31 Agosto 2023
O projeto geopolítico chinês está realizando um experimento no Mercosul. Ele está oferecendo uma oportunidade inestimável devido à grande crise econômica argentina, cujas manifestações incluem a perda de reservas do Banco Central.
A reportagem é de Carlos Pagni, publicada pelo jornal El País, 28-08-2023.
O acrônimo BRICS, usado para designar o grupo composto por Brasil, Rússia, Índia, China e África do Sul, surgiu em 2001 como uma classificação quase jornalística proposta por um pesquisador do Goldman Sachs. Referia-se a cinco economias emergentes que, devido ao seu tamanho e dinamismo, geravam grandes expectativas nos mercados. Ao longo de 22 anos, esse termo evoluiu em significado. Aquela promessa foi frustrada, exceto no caso da China, cuja expansão foi não apenas econômica, mas também política. Na semana passada, ficou evidente como o BRICS agora é uma plataforma para a estratégia chinesa no tabuleiro internacional, com efeitos quase globais.

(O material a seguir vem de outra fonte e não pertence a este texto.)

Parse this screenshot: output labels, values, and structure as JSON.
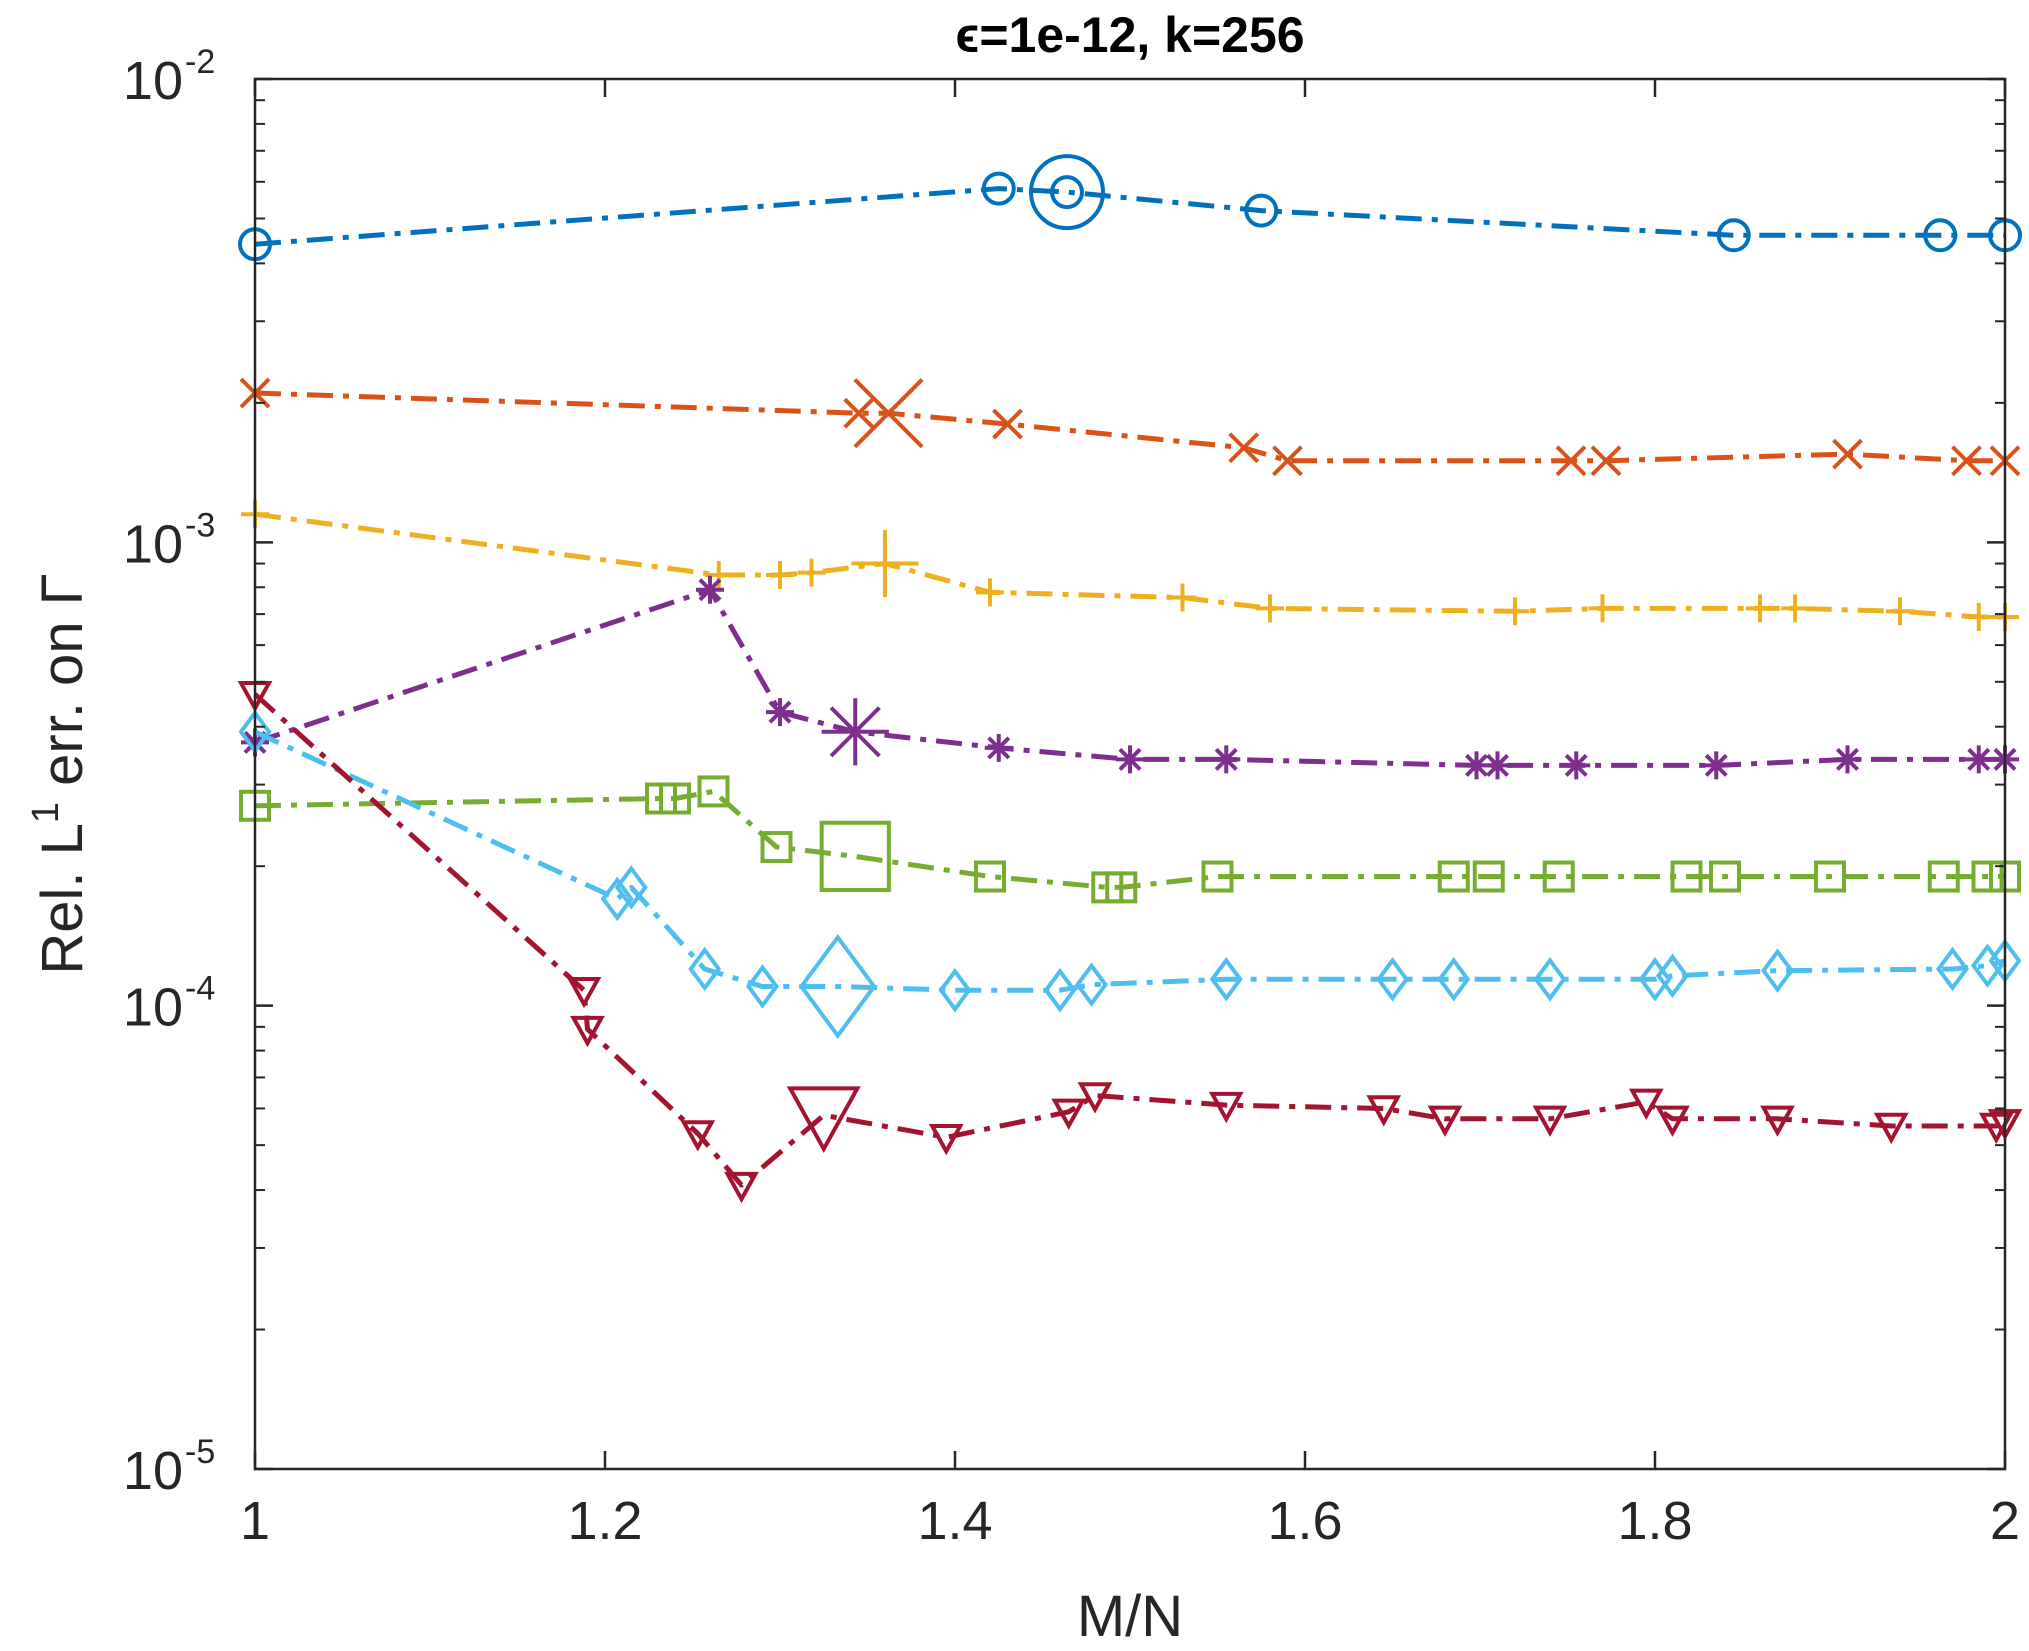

A evidência mais clara dessa transformação está na principal iniciativa resultante da cúpula dos líderes do grupo realizada em Joanesburgo na semana passada: foi decidido convidar seis países para se juntarem à fraternidade. São eles Arábia Saudita, Emirados Árabes Unidos, Irã, Etiópia, Egito e Argentina.
Essa abertura ocorre impulsionada pela China. Xi Jinping aspira a formar uma liga de países que compense a influência do Grupo dos Sete, do qual fazem parte dois de seus rivais: Estados Unidos e Japão. Já foi antecipado que, após a incorporação dos convidados da semana passada, a admissão será reaberta para mais doze novos membros. Assim, poderá se formar uma espécie de réplica do Movimento dos Países Não Alinhados, impulsionado pela Rússia durante a Guerra Fria e que hoje sobrevive em um estado adormecido. É curioso: nem a China nem o Brasil pertencem a esse grupo, ao qual a Rússia pertence apenas como observador.
A vontade de Pequim superou as contradições que já afetam os cinco membros, e que prometem se multiplicar. As tensões existentes são inegáveis. China e Índia mantêm uma inimizade de séculos. Essa é uma das razões pelas quais os indianos estão fortalecendo sua aliança com os americanos a cada dia. A África do Sul, por sua vez, tem reservas em relação à Rússia. Isso ficou claro na reunião da semana passada, da qual Vladimir Putin preferiu não participar devido ao risco de ser detido pelas forças de segurança controladas por Cyril Ramaphosa, o anfitrião. O Kremlin foi representado pelo ministro das Relações Exteriores, Sergei Lavrov.
No entanto, os russos conseguiram um triunfo inestimável. Eles foram incluídos como signatários de uma declaração final no quarto parágrafo da qual se condenam as ações coercitivas unilaterais. Não é possível não ler nesse texto uma repreensão tácita à invasão da Ucrânia.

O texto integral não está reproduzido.